After writing my message, I did think of pursuing a simpler, iterative 
approach to making the kernel run as a Linux process, ultimately employing 
most of the same techniques but without trying to adapt the existing UX code.

> But, before going on this endeavor what about QEMU? It should be much
> quicker and simpler to run it through QEMU,

This did occur to me: after all, what is mostly needed is a way of emulating 
the privileged instructions, and QEMU is a general framework for achieving 
this. (The documentation isn't completely clear about whether I would end up 
emulating everything even on the same architecture.)
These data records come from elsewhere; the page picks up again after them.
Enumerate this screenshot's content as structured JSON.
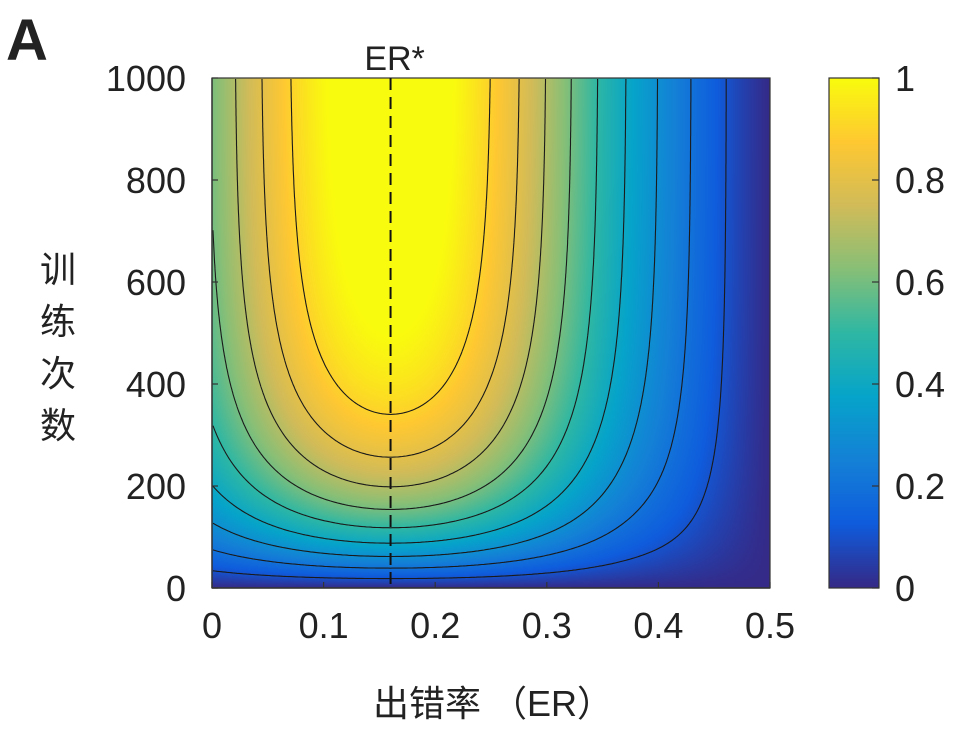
{
  "panel_label": "A",
  "chart_data": {
    "type": "heatmap",
    "title": "",
    "xlabel": "出错率 （ER）",
    "ylabel": "训练次数",
    "x_range": [
      0,
      0.5
    ],
    "y_range": [
      0,
      1000
    ],
    "x_ticks": [
      "0",
      "0.1",
      "0.2",
      "0.3",
      "0.4",
      "0.5"
    ],
    "y_ticks": [
      "0",
      "200",
      "400",
      "600",
      "800",
      "1000"
    ],
    "x_tick_values": [
      0,
      0.1,
      0.2,
      0.3,
      0.4,
      0.5
    ],
    "y_tick_values": [
      0,
      200,
      400,
      600,
      800,
      1000
    ],
    "colorbar": {
      "range": [
        0,
        1
      ],
      "ticks": [
        "0",
        "0.2",
        "0.4",
        "0.6",
        "0.8",
        "1"
      ],
      "tick_values": [
        0,
        0.2,
        0.4,
        0.6,
        0.8,
        1
      ],
      "colormap": "parula",
      "colors": [
        "#352a87",
        "#0f5cdd",
        "#1481d6",
        "#06a4ca",
        "#2eb7a4",
        "#87bf77",
        "#d1bb59",
        "#fec832",
        "#f9fb0e"
      ]
    },
    "annotation": {
      "label": "ER*",
      "x": 0.16,
      "style": "dashed vertical line"
    },
    "contour_levels": [
      0.1,
      0.2,
      0.3,
      0.4,
      0.5,
      0.6,
      0.7,
      0.8,
      0.9
    ],
    "grid": false,
    "peak": {
      "x": 0.16,
      "y": 1000,
      "value": 1
    }
  }
}
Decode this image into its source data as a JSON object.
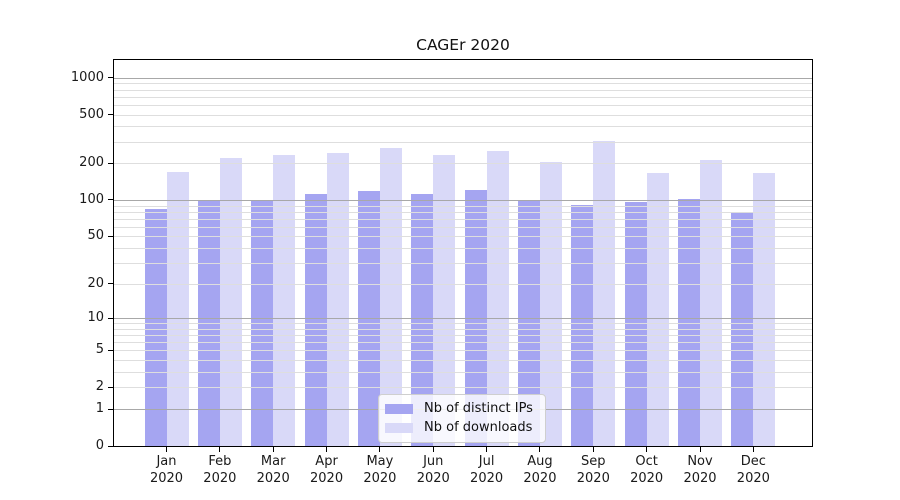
{
  "chart_data": {
    "type": "bar",
    "title": "CAGEr 2020",
    "categories": [
      "Jan 2020",
      "Feb 2020",
      "Mar 2020",
      "Apr 2020",
      "May 2020",
      "Jun 2020",
      "Jul 2020",
      "Aug 2020",
      "Sep 2020",
      "Oct 2020",
      "Nov 2020",
      "Dec 2020"
    ],
    "series": [
      {
        "name": "Nb of distinct IPs",
        "color": "#a5a5f1",
        "values": [
          85,
          98,
          100,
          113,
          118,
          112,
          120,
          98,
          91,
          97,
          101,
          80
        ]
      },
      {
        "name": "Nb of downloads",
        "color": "#d9d9f8",
        "values": [
          170,
          220,
          232,
          245,
          266,
          235,
          252,
          206,
          306,
          168,
          214,
          167
        ]
      }
    ],
    "xlabel": "",
    "ylabel": "",
    "yscale": "log1p",
    "yticks": [
      0,
      1,
      2,
      5,
      10,
      20,
      50,
      100,
      200,
      500,
      1000
    ],
    "ytick_labels": [
      "0",
      "1",
      "2",
      "5",
      "10",
      "20",
      "50",
      "100",
      "200",
      "500",
      "1000"
    ],
    "ylim": [
      0,
      1400
    ],
    "grid": true,
    "legend_position": "lower center"
  }
}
So, I have built Fiasco and L4Re for the MIPS Malta platform, and it seems to 
be possible to launch a system using the Makefile. For instance:

make O=mybuild qemu E=hello

However, I imagine that either a graphical example is needed where the SDL 
interface for QEMU is being used, or that some options are required to get 
QEMU to use a simple serial console. There appear to be some options and the 
possibility to do something like this:

make O=mybuild qemu E=hello QEMU_OPTIONS='-nographic'

Maybe even the machine type is necessary amongst the options as well. This 
doesn't seem to produce output, though.

I have to ask: what do people actually use when developing L4Re and Fiasco?